Lançons une pièce de monnaie (normale) en l’air et constatons la face qui apparait sur le sol. Si je vous demande de deviner la face apparue, vous me direz ou Pile ou Face ; et 1 fois sur 2 vous aurez raison, 1 fois sur 2 vous aurez tort. Autrement dit, tenter de prévoir un événement qui a 50 chances sur 100 de se produire, c’est faire une prévision à 50%.
Procédons maintenant au lancement de la même pièce de monnaie un très grand nombre de fois (disons 10 000 fois). Et si je vous demande combien de fois le côté Pile apparaitra, vous ne pourrez toujours pas dire le nombre exact de fois. Par contre, vous pourrez affirmer, sans risquer de vous tromper cette fois, que le pourcentage d’apparition de ce côté de la pièce sera d’environ 50%. Ce sera une excellente prévision à pratiquement 100%.
Voyez-vous la différence entre les 2 exemples exposés ? Dans le premier cas, on vous demande de prévoir un événement qui a 1 chance sur 2 de se produire, alors que, dans le second cas, on vous demande de prévoir un événement qui se produira pratiquement à coup sûr. S’agit-il du même événement aléatoire ? Pas tout à fait. En réalité, il ne s’agit pas de la même grandeur à mesurer.
Banjaran Les prévisions des économistes (1)
Quand un économiste cherche à prévoir la valeur que va prendre une grandeur macro-économique, dans le futur, il commence par faire l’inventaire de tous les facteurs susceptibles d’avoir une influence sur la valeur de cette grandeur. Il imagine, ensuite les relations pouvant exister entre ces facteurs et la grandeur économique, objet de sa prévision. Il construit ainsi un modèle mathématique expliquant en quelque sorte comment ces facteurs influencent cette grandeur.

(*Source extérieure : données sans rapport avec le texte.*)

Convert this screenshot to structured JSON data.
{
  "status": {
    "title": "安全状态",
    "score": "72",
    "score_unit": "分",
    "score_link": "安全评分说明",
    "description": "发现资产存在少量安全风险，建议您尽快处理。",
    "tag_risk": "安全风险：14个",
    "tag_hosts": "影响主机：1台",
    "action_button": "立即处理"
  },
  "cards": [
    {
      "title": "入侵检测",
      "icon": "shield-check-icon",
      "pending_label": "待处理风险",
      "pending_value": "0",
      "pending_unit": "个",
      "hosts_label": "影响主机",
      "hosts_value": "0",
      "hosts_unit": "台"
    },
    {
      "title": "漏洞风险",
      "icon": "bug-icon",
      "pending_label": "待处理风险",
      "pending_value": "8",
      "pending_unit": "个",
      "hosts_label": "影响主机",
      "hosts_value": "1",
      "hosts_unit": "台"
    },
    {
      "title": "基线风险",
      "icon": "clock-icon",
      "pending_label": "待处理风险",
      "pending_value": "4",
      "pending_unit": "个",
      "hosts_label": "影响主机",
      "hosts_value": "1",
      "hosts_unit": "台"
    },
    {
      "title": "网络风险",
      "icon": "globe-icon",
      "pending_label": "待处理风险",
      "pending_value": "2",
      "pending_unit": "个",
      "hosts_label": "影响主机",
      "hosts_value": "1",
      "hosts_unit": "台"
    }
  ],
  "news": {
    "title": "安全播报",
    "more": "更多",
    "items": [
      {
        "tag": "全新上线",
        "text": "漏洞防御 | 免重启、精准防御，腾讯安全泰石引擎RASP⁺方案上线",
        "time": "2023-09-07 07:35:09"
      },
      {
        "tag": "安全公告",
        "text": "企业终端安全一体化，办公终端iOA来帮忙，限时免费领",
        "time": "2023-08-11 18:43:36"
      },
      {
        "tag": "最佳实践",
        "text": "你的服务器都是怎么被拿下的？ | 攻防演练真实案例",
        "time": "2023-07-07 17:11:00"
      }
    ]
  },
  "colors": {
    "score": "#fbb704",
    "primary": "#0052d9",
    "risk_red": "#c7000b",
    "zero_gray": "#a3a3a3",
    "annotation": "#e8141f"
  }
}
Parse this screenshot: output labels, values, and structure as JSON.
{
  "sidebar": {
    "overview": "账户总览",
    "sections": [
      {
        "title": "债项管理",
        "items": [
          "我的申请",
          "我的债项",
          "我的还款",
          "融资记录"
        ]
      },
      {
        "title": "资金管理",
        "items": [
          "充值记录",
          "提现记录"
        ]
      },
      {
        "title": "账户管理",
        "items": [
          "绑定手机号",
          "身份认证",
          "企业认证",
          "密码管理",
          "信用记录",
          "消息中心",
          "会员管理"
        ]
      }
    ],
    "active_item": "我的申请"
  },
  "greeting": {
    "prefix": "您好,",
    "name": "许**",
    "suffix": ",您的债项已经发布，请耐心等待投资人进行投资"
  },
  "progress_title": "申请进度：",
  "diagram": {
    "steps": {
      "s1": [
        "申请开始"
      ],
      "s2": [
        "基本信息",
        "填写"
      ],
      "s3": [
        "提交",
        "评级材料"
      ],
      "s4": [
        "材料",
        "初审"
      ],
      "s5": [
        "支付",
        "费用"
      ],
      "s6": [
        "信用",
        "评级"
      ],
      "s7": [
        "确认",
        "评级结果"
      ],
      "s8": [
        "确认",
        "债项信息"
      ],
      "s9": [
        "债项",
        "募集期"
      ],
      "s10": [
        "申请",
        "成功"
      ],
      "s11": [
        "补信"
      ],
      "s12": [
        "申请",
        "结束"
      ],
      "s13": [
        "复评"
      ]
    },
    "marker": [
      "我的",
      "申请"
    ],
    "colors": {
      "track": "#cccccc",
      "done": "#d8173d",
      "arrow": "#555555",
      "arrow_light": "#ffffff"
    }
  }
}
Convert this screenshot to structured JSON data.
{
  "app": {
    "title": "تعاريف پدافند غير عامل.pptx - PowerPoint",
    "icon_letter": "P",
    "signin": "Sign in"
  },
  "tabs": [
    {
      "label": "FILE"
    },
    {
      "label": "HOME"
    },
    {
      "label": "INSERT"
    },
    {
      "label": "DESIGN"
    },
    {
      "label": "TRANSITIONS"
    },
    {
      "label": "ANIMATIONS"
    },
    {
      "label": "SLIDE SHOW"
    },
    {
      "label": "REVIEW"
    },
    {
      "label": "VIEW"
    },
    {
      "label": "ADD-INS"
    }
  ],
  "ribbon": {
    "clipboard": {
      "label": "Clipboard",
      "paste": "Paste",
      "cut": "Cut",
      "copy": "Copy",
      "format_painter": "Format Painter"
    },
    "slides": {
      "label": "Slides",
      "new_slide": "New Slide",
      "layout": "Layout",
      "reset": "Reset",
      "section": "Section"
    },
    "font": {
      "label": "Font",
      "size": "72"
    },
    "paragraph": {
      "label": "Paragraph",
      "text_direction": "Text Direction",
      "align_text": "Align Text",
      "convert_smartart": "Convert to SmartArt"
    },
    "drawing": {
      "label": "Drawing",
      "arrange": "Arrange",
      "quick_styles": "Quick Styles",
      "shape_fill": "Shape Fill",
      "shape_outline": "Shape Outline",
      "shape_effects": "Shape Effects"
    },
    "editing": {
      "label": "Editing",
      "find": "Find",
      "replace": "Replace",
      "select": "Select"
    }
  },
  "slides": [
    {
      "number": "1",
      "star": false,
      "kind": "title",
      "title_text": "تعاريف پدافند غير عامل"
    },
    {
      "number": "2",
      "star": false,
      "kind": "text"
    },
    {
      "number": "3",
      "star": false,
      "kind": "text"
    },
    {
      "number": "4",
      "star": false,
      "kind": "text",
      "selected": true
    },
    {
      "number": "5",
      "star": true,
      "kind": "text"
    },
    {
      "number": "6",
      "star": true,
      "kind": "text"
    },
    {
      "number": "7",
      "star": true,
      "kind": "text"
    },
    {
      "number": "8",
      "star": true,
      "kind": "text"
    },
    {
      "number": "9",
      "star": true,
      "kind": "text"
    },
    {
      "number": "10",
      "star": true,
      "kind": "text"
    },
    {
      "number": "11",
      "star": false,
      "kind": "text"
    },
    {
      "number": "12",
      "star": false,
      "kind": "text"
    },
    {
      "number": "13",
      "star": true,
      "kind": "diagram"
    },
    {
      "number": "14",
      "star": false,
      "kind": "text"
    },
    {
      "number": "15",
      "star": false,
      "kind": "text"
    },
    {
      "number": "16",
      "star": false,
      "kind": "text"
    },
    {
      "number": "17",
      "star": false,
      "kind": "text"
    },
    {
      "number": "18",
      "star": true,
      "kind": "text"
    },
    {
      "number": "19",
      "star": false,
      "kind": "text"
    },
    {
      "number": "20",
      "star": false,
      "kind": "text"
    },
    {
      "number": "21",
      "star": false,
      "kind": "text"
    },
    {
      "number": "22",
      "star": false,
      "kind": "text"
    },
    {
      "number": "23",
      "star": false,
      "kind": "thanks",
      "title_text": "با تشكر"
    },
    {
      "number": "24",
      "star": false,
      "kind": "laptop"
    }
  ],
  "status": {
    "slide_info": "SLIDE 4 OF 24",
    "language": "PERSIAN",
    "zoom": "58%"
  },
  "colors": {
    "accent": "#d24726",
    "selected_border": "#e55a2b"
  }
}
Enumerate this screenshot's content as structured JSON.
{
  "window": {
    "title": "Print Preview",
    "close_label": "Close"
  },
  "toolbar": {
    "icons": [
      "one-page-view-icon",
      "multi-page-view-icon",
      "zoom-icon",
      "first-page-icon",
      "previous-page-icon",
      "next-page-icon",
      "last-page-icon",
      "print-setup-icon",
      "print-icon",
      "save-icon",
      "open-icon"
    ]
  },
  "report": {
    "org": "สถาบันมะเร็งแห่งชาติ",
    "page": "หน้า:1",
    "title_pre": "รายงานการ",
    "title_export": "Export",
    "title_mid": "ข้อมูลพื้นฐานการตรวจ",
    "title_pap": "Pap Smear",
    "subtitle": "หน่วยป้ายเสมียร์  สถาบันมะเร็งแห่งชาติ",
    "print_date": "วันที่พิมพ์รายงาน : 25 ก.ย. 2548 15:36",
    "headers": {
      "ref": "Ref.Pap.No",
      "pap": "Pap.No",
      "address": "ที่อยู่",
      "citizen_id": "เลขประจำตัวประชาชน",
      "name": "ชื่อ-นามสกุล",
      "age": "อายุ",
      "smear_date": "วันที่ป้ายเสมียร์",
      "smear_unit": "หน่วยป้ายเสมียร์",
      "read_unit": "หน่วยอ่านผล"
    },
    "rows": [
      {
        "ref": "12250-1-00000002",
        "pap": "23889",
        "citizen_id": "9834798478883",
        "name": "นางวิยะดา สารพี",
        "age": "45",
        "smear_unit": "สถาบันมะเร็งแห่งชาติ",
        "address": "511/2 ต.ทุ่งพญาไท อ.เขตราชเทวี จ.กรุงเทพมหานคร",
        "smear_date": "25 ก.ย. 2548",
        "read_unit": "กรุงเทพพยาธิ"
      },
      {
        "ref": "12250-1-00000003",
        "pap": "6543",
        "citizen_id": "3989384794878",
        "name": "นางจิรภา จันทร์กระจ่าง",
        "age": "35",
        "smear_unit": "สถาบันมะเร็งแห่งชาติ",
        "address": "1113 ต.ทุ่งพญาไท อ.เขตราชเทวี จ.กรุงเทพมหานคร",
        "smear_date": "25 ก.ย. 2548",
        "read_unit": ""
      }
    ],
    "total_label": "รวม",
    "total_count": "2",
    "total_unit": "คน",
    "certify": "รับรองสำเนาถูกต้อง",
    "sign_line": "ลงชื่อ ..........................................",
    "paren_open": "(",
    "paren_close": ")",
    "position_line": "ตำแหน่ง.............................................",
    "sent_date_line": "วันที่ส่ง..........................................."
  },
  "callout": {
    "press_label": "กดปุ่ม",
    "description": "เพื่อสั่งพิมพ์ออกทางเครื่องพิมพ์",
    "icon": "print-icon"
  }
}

La formule ainsi élaborée devra être testée au moyen des valeurs passées des facteurs d’une part, des valeurs correspondantes de la grandeur, d’autre part.
Il en déduit alors, toutes choses étant supposées égales par ailleurs, une estimation des valeurs de tous les paramètres (constants) qui permettent de relier les facteurs explicatifs à la grandeur économique étudiée.
En supposant que ces facteurs se comporteront dans le futur, comme ils se sont comportés dans le passé, aux ajustements « prévisibles » près, il devient possible, pour l’économiste, de prévoir la valeur future de la grandeur au moyen des valeurs futures de chaque facteur explicatif, individuellement plus aisée à appréhender.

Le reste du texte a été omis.